Having a reasonable dialogue about why that license plate was ever issued doesn’t fit the narrative of the Left. The destruction of conservatives, however, is blood sport.
It’s sad that the Democratic Party and its surrogates have now become the party of hate speech (calling someone a Nazi is hate speech) and anti-free speech.
Their drift toward totalitarianism since those heady days of the 1960s is stunning.
For this writer, I won’t die on a hill for Nazis or race-baiters. Racial superiority is not a concept to defend. I won’t debate hateful people on social media, either.

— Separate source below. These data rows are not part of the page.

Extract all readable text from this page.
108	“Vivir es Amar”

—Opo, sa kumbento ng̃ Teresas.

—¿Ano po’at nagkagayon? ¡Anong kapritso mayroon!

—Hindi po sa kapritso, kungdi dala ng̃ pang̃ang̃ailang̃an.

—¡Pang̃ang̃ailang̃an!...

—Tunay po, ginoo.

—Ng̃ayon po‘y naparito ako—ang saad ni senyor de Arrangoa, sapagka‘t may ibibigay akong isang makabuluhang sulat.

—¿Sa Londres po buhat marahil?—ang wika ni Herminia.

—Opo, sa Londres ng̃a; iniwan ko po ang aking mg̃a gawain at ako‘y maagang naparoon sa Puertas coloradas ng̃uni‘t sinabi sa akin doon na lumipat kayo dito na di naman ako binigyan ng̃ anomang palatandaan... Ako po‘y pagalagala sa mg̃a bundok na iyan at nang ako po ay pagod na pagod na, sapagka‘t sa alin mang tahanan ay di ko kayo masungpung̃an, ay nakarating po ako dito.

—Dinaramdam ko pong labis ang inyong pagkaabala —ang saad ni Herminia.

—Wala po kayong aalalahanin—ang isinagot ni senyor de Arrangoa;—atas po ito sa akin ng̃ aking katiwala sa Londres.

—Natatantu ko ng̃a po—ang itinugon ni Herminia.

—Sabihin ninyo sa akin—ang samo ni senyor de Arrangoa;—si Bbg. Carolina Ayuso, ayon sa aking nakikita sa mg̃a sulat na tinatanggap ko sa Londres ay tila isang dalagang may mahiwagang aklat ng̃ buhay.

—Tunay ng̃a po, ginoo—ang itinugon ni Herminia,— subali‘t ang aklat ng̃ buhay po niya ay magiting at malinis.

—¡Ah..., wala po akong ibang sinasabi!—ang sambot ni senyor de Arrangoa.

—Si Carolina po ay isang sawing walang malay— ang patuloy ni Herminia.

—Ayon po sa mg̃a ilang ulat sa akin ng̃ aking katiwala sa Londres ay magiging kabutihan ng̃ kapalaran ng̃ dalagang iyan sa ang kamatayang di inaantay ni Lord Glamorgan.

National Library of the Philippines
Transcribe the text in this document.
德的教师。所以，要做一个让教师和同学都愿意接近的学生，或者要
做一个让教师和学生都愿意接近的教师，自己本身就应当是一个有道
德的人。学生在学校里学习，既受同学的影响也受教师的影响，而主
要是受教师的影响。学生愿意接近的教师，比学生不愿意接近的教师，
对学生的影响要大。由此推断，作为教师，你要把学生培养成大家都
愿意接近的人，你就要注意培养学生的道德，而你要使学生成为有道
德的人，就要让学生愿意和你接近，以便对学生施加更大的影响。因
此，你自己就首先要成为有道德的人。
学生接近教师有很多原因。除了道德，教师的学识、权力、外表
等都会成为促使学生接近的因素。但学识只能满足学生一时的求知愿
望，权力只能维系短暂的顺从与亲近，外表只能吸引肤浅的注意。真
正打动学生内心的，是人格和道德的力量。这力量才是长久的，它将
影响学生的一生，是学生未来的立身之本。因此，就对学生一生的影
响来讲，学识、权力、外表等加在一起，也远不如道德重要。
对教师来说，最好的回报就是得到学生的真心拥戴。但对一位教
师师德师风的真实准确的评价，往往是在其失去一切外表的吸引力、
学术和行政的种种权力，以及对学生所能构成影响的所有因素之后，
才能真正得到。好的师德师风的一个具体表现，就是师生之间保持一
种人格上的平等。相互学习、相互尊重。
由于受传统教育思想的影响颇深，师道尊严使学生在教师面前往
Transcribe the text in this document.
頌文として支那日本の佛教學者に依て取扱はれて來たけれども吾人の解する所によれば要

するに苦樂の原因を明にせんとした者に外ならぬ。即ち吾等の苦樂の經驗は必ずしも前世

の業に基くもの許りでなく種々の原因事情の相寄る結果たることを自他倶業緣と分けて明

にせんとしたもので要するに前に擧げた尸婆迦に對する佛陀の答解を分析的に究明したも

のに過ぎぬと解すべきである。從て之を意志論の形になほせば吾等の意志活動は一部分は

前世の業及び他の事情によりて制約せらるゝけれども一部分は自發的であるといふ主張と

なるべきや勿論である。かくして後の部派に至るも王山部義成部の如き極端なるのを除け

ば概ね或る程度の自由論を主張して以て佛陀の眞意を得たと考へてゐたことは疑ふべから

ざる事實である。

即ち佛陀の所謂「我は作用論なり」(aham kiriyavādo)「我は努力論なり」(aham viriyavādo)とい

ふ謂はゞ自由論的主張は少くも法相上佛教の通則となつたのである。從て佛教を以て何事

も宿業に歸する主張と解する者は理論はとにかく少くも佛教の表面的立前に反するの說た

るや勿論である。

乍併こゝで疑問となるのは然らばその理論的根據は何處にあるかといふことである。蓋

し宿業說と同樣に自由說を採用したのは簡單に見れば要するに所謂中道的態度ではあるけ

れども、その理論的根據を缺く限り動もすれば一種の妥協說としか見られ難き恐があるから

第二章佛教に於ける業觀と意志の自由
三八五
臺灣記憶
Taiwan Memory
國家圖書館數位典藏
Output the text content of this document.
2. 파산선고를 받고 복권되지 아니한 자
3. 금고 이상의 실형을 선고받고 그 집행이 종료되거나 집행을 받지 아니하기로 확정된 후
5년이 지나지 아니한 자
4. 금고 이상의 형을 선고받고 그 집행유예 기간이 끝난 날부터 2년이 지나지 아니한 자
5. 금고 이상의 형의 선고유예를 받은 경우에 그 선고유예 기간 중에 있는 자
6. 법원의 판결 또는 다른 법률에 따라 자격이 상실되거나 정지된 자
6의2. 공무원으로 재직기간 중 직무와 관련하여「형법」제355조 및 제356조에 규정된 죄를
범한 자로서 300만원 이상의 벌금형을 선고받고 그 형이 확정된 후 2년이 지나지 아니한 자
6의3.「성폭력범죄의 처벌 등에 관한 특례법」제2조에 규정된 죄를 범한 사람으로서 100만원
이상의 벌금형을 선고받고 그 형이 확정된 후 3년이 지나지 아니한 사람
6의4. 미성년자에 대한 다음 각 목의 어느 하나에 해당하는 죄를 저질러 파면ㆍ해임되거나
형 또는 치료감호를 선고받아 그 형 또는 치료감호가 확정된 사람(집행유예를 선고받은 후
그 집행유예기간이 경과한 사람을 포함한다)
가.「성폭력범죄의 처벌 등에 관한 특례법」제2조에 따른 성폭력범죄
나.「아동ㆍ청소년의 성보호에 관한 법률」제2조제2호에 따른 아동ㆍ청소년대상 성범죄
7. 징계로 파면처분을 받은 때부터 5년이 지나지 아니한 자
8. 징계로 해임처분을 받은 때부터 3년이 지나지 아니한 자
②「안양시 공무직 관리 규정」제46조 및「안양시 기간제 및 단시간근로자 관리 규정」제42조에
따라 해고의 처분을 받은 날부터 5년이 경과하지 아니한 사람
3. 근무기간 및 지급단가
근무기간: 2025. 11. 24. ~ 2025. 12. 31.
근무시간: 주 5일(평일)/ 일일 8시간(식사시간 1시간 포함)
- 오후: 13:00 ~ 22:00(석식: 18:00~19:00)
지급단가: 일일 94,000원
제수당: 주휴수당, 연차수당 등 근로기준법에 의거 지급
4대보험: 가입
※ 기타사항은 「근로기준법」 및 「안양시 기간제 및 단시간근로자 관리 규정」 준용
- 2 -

I will, however, die on the hill for the First Amendment, and the right of people everywhere to express themselves without the government curbing their rights of free speech. (Unless, of course, government is paying for the University of Alaska artwork depicting the decapitated head of President Trump. That, I’ll continue to argue, is a misappropriation of public funds. And no yelling fire in a theater, please.)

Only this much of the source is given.